Tuesday, March 3, 2009

Burnt Cookies by LaToya S. Watkins




I think we were friends before. Of course, I can’t remember now. Mere adversaries today. Tomorrow might be better, if one of us chooses to retreat. Marriage, humph. As sacred, which equals scary, as the whole institution is, I loved it in the beginning. Seven or eight months ago. Maybe this morning too. I wonder when I lost track without even knowing that I had stopped counting the days since I had arrived at my sweet paradise. I wonder when Eden faded and something close to, but not quite Hades was birthed. Maybe it was the loads that became tons of weekly laundry that would only respond to my hands or my touch. Or maybe it was the cookies that kept burning in the oven every time I tried, because mommy, employee, student, and wife, overthrew baker. And I forgot the cookies, no I forgot the oven existed.

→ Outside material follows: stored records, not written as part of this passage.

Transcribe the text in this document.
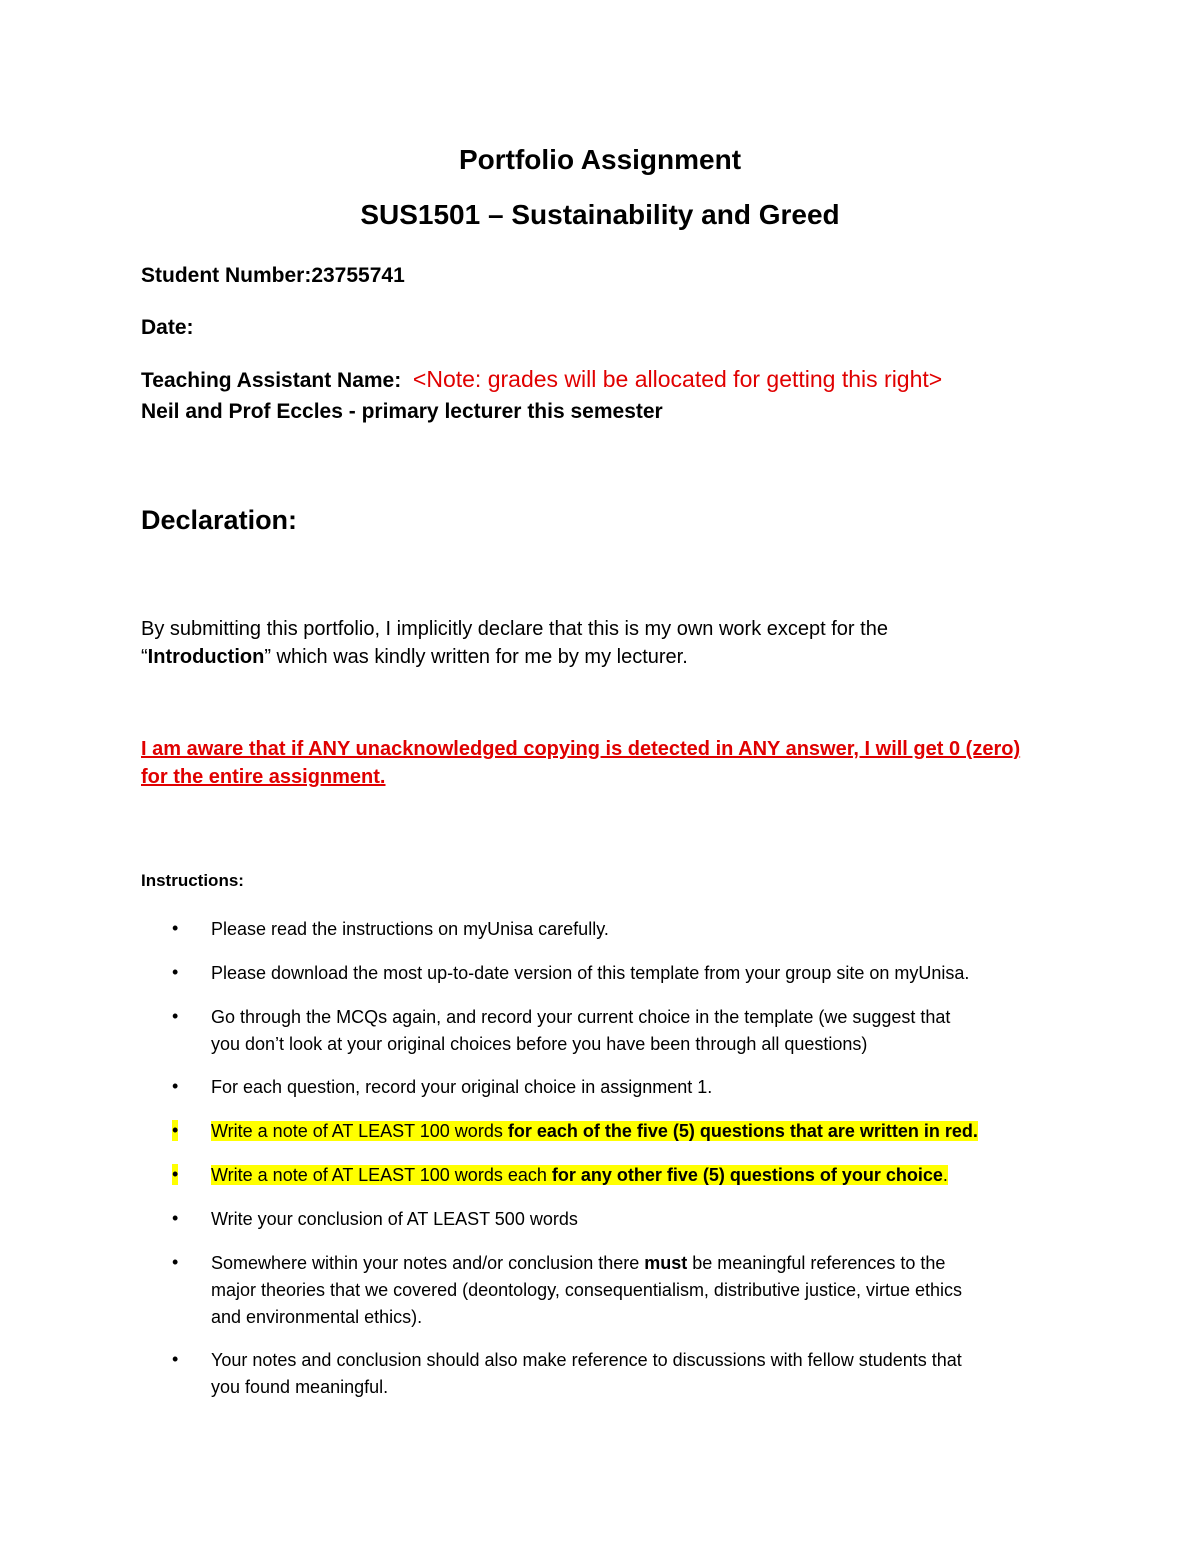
Portfolio Assignment
SUS1501 – Sustainability and Greed
Student Number:23755741
Date:
Teaching Assistant Name: <Note: grades will be allocated for getting this right>
Neil and Prof Eccles - primary lecturer this semester
Declaration:
By submitting this portfolio, I implicitly declare that this is my own work except for the
“Introduction” which was kindly written for me by my lecturer.
I am aware that if ANY unacknowledged copying is detected in ANY answer, I will get 0 (zero)
for the entire assignment.
Instructions:
• Please read the instructions on myUnisa carefully.
• Please download the most up-to-date version of this template from your group site on myUnisa.
• Go through the MCQs again, and record your current choice in the template (we suggest that
you don’t look at your original choices before you have been through all questions)
• For each question, record your original choice in assignment 1.
• Write a note of AT LEAST 100 words for each of the five (5) questions that are written in red.
• Write a note of AT LEAST 100 words each for any other five (5) questions of your choice.
• Write your conclusion of AT LEAST 500 words
• Somewhere within your notes and/or conclusion there must be meaningful references to the
major theories that we covered (deontology, consequentialism, distributive justice, virtue ethics
and environmental ethics).
• Your notes and conclusion should also make reference to discussions with fellow students that
you found meaningful.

I know… it was ironing clothes for two days for three children while reading, Through Women’s Eyes, for Thursday night history in the Masters program, coupled with reviewing galleys for work the next morning, all the while looking forward to a precious four hours of sleep. It was creating my own schedule so that the kids had a ride to school and didn’t have to wait in the rain after they were released for a ride that would never come. It was me, the magician who got up first and alerted the family that daybreak was underway and it was time to start the day. I didn’t only push start on the coffee pot; I ground the coffee fresh daily.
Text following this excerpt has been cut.